Limitations & Future Work

  • Narrow Training Distribution: Trained only on simple vector graphics (MMSVG), and although generalization to complex real-world photos yields surprises, it lacks quantitative evaluation (due to missing GT layers). Failure cases are delegated to supplementary materials, leaving robustness boundaries unmapped.
  • Subjectivity in Layering: Different artists have different layering habits. The authors normalize the training signals by merging identical-color layers and removing ambiguous samples. However, this means the model learns a "mean/standardized" layering style, which may mismatch artworks that deliberately break conventions.
  • Dependency on Post-Processing for Discretization: Post-processing parameters (binning thresholds, clustering merges) affect the final layer count and quality. The paper manually selects these strategies per task, leaving room for improvements in automation and robustness.
  • Lack of Reliable Guarantees for Absolute Layer Count: The network regresses relative order; determining \(N\) and aligning layer boundaries still rely on post-processing, where discretization errors in complex scenarios might propagate to downstream vectorization or relief tasks.
  • vs Monocular Depth Estimation (Depth Pro / Depth Anything-v2): These predict physical geometric depth and are trained to ignore flat printed content, whereas this work predicts layer indices, prioritizing editability. By leveraging their architectures and priors, this work significantly outperforms them in layer ordering (Order 0.987 vs. 0.636/0.791) despite the different target format.
  • vs Instance/Panoptic/Amodal Segmentation: Segmentation provides high-quality masks but fails to encode any global order. This work provides a single transitive order relation across the entire image, addressing exactly what segmentation lacks.
  • vs Generative Layering (Portrait Matting, RGBA Layer Generation, Video Layer Atlases): Those methods yield independent object-level RGBA layers unconstrained by a globally coherent pixel-wise depth order. This work seeks a coherent, ordered "Illustrator's Depth" map for all pixels.
  • vs Vectorization Methods (VTracer/Potrace Heuristics, LIVE Optimization, StarVector/OmniSVG Data-Driven): Heuristic methods rebuild high-fidelity paths with messy layer orders, and generative/LLM approaches provide good layer orders but often fail to reconstruct high-fidelity paths.
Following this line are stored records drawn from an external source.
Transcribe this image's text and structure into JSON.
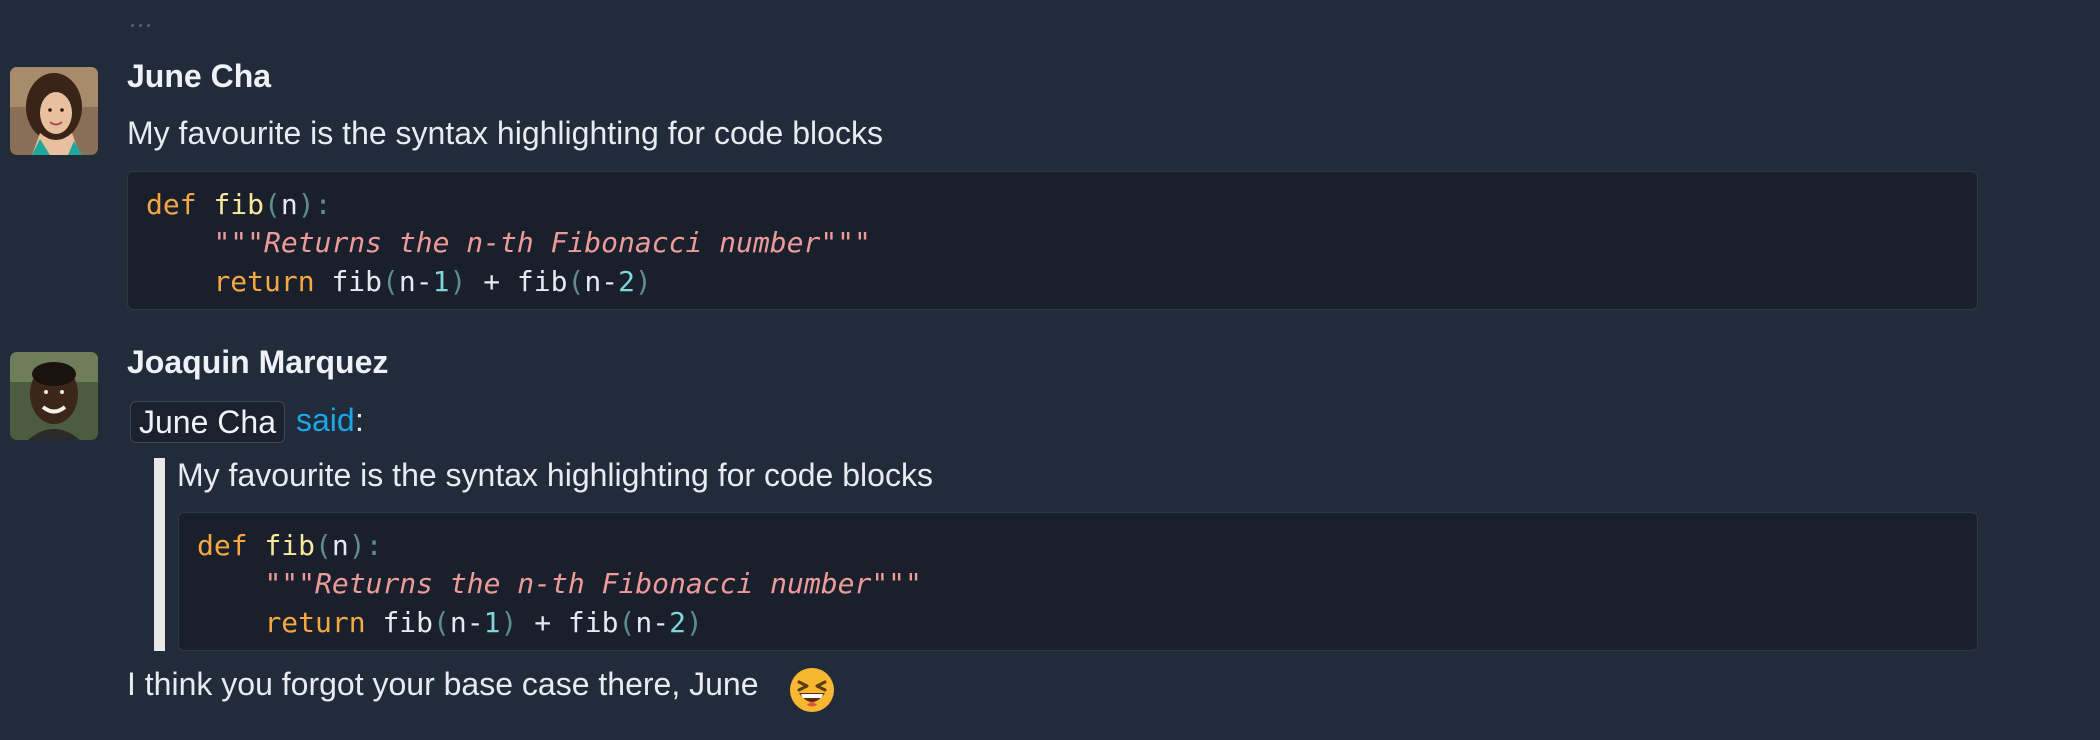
{
  "messages": [
    {
      "author": "June Cha",
      "text": "My favourite is the syntax highlighting for code blocks",
      "code": {
        "line1": {
          "kw": "def",
          "fn": "fib",
          "open": "(",
          "arg": "n",
          "close": "):"
        },
        "line2": {
          "quote_open": "\"\"\"",
          "doc": "Returns the n-th Fibonacci number",
          "quote_close": "\"\"\""
        },
        "line3": {
          "kw": "return",
          "fn1": "fib",
          "open1": "(",
          "n1": "n-",
          "num1": "1",
          "close1": ")",
          "plus": "+",
          "fn2": "fib",
          "open2": "(",
          "n2": "n-",
          "num2": "2",
          "close2": ")"
        }
      }
    },
    {
      "author": "Joaquin Marquez",
      "mention": "June Cha",
      "said_link": "said",
      "colon": ":",
      "quote": {
        "text": "My favourite is the syntax highlighting for code blocks",
        "code": {
          "line1": {
            "kw": "def",
            "fn": "fib",
            "open": "(",
            "arg": "n",
            "close": "):"
          },
          "line2": {
            "quote_open": "\"\"\"",
            "doc": "Returns the n-th Fibonacci number",
            "quote_close": "\"\"\""
          },
          "line3": {
            "kw": "return",
            "fn1": "fib",
            "open1": "(",
            "n1": "n-",
            "num1": "1",
            "close1": ")",
            "plus": "+",
            "fn2": "fib",
            "open2": "(",
            "n2": "n-",
            "num2": "2",
            "close2": ")"
          }
        }
      },
      "reply": "I think you forgot your base case there, June"
    }
  ],
  "emoji": "grinning-squinting-face",
  "colors": {
    "background": "#212b39",
    "code_background": "#1a202b",
    "keyword": "#f5a742",
    "function": "#f7e99b",
    "docstring": "#ee9a9a",
    "number": "#7fd6d8",
    "link": "#1aa6e8"
  }
}
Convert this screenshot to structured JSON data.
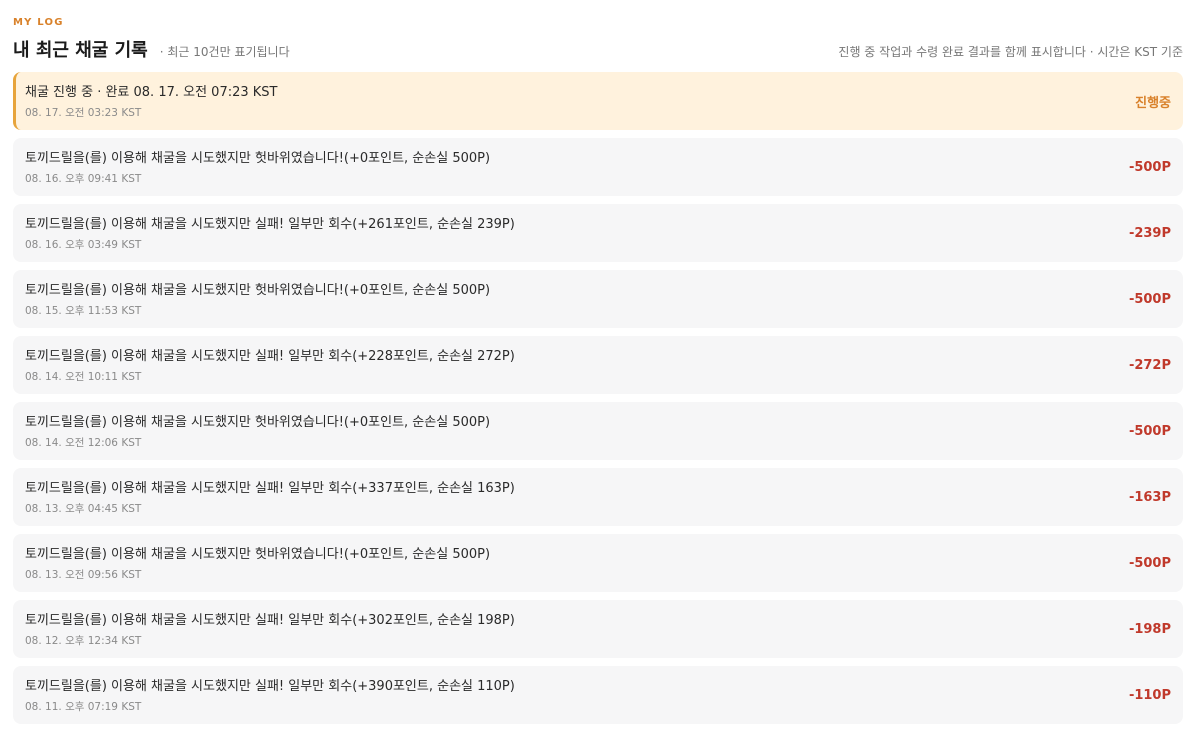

This work combines the best of both worlds with predicted layer indices, achieving compact paths and dual SOTA in both fidelity and layer ordering.

Rating

  • Novelty: ⭐⭐⭐⭐⭐ Redefines "depth" from physical measurements to creative abstractions (layer indices) and identifies SVGs as natural supervision; highly original problem formulation.
  • Experimental Thoroughness: ⭐⭐⭐⭐ Solid main results and ablation studies, comprehensive vectorization comparison. However, generalization to real-world images relies primarily on qualitative presentation, lacking quantitative evaluation.
  • Writing Quality: ⭐⭐⭐⭐⭐ Motivation is clearly derived (explaining in depth why existing methods fail), equipped with diverse illustrations and downstream applications.
  • Value: ⭐⭐⭐⭐⭐ Plug-and-play enhancement for vectorization, unlocking multiple downstream applications like text-to-vector, 3D relief, and depth-aware editing; highly actionable.